Monday, October 21, 2013

New Pluralsight Course: Dependency Injection On-Ramp

My latest course is now available on Pluralsight: Dependency Injection On-Ramp.

Dependency Injection On-Ramp
What is Dependency Injection? The answers to the question seem to cause more confusion than help. This course will get us started on the road to understanding. We'll take an example-based approach to see the problems caused by tightly-coupled code. We'll add Dependency Injection to trade that tight-coupling for loose-coupling. And that loose-coupling makes our applications much easier to extend, maintain, and test. Finally, we'll see how Dependency Injection Containers can provide benefits that would be difficult to implement ourselves. This just scratches the surface. Once we're done, we'll be ready to start our journey on the Dependency Injection superhighway.
I've really enjoyed presenting on Dependency Injection over the last year -- I've given my live presentation 12 times since October 2012.

One of the reasons I really like this topic is because I've found it extremely useful in my own development. It took me a while to get the hang of it and to see the usefulness. But once it clicked (the "a-ha" moment (no, not that "a-ha" moment (but that's a good one, too (I miss the '80s)))), it's hard to imagine building complex applications any other way.

My goal is to give a short-cut to that "a-ha" moment. We can't cover everything we need to know about Dependency Injection in such a short time, but we can get a good understanding of the basic concepts and, more importantly, see real code that shows why we may want to use it in our own applications.

This may be my best course yet. Check it out and let me know what you think.

Happy Coding!


  1. about 2/3s through it - and it's AWESOME.

  2. Excellent. Jeremy. I like the "on-ramp" theme you have going. I like your clarity and brevity. I anticipate the courses that follow.

  3. Great course...completed it once..I will see the session once again...Currently watching the other course on Design Pattern...

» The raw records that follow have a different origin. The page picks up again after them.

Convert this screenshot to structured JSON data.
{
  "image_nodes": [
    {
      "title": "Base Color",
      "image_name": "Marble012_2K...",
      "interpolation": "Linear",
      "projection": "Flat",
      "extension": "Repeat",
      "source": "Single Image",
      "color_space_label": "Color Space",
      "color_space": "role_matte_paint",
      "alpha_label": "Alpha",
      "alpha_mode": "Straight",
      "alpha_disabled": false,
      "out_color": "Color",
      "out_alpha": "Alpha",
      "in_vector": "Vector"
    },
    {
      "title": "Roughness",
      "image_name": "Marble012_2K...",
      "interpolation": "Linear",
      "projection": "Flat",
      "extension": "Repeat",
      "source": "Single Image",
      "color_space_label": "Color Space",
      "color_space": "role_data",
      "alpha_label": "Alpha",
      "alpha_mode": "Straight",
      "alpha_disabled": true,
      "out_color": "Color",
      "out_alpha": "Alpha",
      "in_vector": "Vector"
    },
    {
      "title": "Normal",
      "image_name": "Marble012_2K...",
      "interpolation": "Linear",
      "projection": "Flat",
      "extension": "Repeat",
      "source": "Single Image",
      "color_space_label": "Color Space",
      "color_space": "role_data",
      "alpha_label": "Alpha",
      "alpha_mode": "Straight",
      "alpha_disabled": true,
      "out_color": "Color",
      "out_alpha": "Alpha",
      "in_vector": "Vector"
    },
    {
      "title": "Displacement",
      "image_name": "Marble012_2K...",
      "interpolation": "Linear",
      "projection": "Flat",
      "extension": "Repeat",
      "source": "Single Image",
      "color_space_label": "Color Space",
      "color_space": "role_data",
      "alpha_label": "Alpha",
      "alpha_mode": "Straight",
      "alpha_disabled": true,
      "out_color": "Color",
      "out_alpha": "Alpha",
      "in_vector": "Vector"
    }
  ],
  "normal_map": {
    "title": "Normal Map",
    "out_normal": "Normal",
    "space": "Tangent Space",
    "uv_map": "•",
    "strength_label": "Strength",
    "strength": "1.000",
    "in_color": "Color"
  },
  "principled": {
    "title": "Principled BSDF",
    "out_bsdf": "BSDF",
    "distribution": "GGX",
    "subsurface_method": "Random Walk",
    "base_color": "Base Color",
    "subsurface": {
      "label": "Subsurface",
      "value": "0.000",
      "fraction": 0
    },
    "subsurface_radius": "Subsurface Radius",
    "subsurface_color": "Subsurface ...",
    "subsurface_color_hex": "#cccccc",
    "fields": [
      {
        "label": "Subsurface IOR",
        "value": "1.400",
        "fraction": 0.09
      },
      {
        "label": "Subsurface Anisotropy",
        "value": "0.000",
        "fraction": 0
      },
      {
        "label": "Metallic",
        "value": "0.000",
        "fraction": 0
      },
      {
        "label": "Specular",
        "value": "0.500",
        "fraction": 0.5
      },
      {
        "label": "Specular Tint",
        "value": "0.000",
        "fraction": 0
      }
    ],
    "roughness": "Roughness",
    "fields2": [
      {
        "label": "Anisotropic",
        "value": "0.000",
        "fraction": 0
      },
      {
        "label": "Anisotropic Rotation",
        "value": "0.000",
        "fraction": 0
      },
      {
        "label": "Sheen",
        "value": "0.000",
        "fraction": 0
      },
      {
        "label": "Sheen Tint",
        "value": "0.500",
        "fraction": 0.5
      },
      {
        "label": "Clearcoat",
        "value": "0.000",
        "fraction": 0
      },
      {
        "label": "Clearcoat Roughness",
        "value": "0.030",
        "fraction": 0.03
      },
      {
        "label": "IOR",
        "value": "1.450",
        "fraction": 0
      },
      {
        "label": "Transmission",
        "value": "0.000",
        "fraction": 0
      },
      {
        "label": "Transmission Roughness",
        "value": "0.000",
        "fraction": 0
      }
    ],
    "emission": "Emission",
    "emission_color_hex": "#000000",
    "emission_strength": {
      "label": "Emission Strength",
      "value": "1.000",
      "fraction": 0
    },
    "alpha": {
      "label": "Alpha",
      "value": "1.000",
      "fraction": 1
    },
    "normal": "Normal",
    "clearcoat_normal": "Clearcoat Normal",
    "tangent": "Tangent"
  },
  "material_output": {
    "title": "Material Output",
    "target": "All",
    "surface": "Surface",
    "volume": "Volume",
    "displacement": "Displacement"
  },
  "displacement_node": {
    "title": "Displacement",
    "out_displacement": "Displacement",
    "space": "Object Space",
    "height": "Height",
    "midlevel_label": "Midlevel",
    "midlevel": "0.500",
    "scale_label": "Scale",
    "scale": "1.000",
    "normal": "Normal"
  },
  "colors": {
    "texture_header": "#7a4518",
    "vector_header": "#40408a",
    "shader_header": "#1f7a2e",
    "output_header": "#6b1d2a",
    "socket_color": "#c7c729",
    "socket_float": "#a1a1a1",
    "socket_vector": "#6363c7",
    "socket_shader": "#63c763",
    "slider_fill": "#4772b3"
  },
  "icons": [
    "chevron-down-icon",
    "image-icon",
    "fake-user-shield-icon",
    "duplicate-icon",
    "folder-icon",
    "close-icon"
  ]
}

  4. I am just over halfway through the course and I am really learning a lot from it. Do you have another course or post on how to implement this if you already created your EDMX? I am starting a new project and hope to do some of the things I've been reading and doing small tutorials about (MVC, EF, DI, TDD) but I think I already messed up when I created my EDMX from the database.

    1. Having already created an EDMX doesn't affect how you implement the rest of the application (layering, MVC, DI, etc.). What's more important is how you use the entities. If you are making EF calls in the code-behind of a form/window, then you (probably) need an additional layer, such as a View Model or a Controller.

      I'm not an expert in EF; I generally end up fighting with it whenever I use it. But it is simply the Data Access part of the application. You can still build Models on top of EF (if you need them). And there is nothing to stop you from using TDD to build the application -- although you will probably need to create some fakes or mocks for the data in the tests (which is normal).

      If you are worried that you don't have a Repository (as is shown in the DI samples), then you might want to check out this article: Do I Really Need a Repository? ( You might not need one for your particular application.

    2. Thank you for the link and advice. Based on your linked article it does seem like this project would benefit from using a repository (unit testing and the possibility of swapping out data stores). I guess my confusion is how to do this with EF, it feels like I would be replicating a lot of code; the entities in my model into normal getter/setters. Of course this could just be due to me being new to using this kind of architecture, like in your article I work in a corporate environment which is pretty static. Normally my layers are Data Access (EF), a business logic layer that uses the EF, and a view layer that uses the business logic.

  5. Great course. Dependency injection containers were awesome.